How a simple compiler works
A simple compiler might have a four-step process: a lexer, a parser, a translator and an interpreter.
- The lexer, or lexical analyser (or scanner, or tokeniser) scans your source code and turns it into atomic units called tokens. This is most commonly achieved by pattern matching using regular expressions.
- The tokenised code is then passed through a parser to identify and encode its structure and scope into what’s called a syntax tree.
- This graph-like structure is then passed through a translator to be turned into bytecode. The simplest implementation of which would be a huge switch statement mapping tokens to their bytecode equivalent.
- The bytecode is then passed to a bytecode interpreter to be turned into native code and rendered.
This is a classic compiler design and it’s been around for many years. The requirements of the desktop are very different however from those of the browser. This classic architecture is deficient in a number of ways.
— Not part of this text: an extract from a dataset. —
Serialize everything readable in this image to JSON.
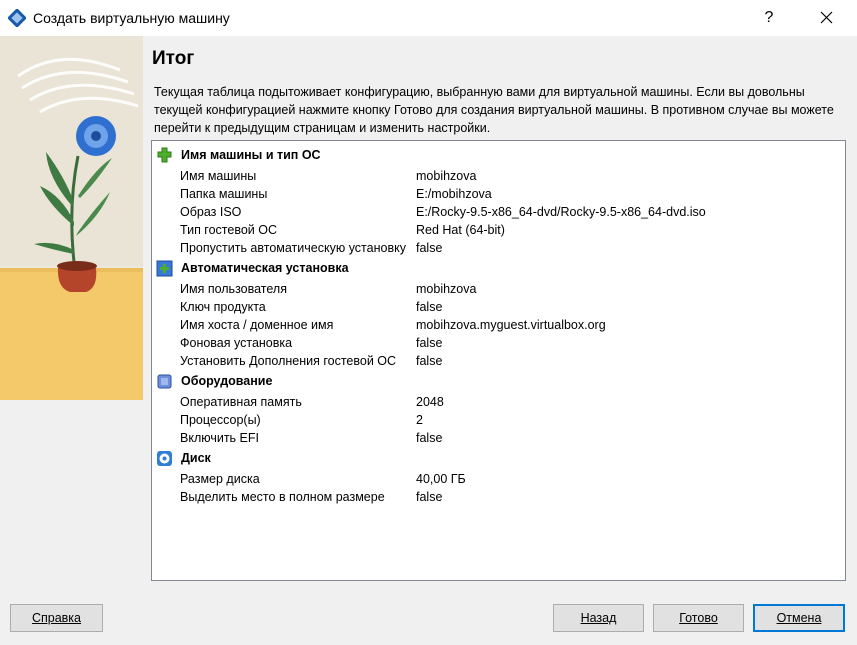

The innovative way in which these issues were resolved is the story of the race for speed in the browser.
Fast, Slim, Correct
“Fast, Slim, Correct. Pick any two, so long as one is ‘Correct’”
The principle problem with the classic architecture is that runtime bytecode interpretation is slow. The performance can be improved with the addition of a compilation step to convert the bytecode into machine code. Unfortunately waiting several minutes for a web page to fully compile isn’t going to make your browser very popular.
More recently browser vendors have introduced optimising compilers with an additional step. After the Directed Flow Graph (DFG) or syntax tree has been generated the compiler can use this knowledge to perform further optimisations prior to the generation of machine code. Mozilla’s IonMonkey and Google’s Crankshaft are examples of these DFG compilers.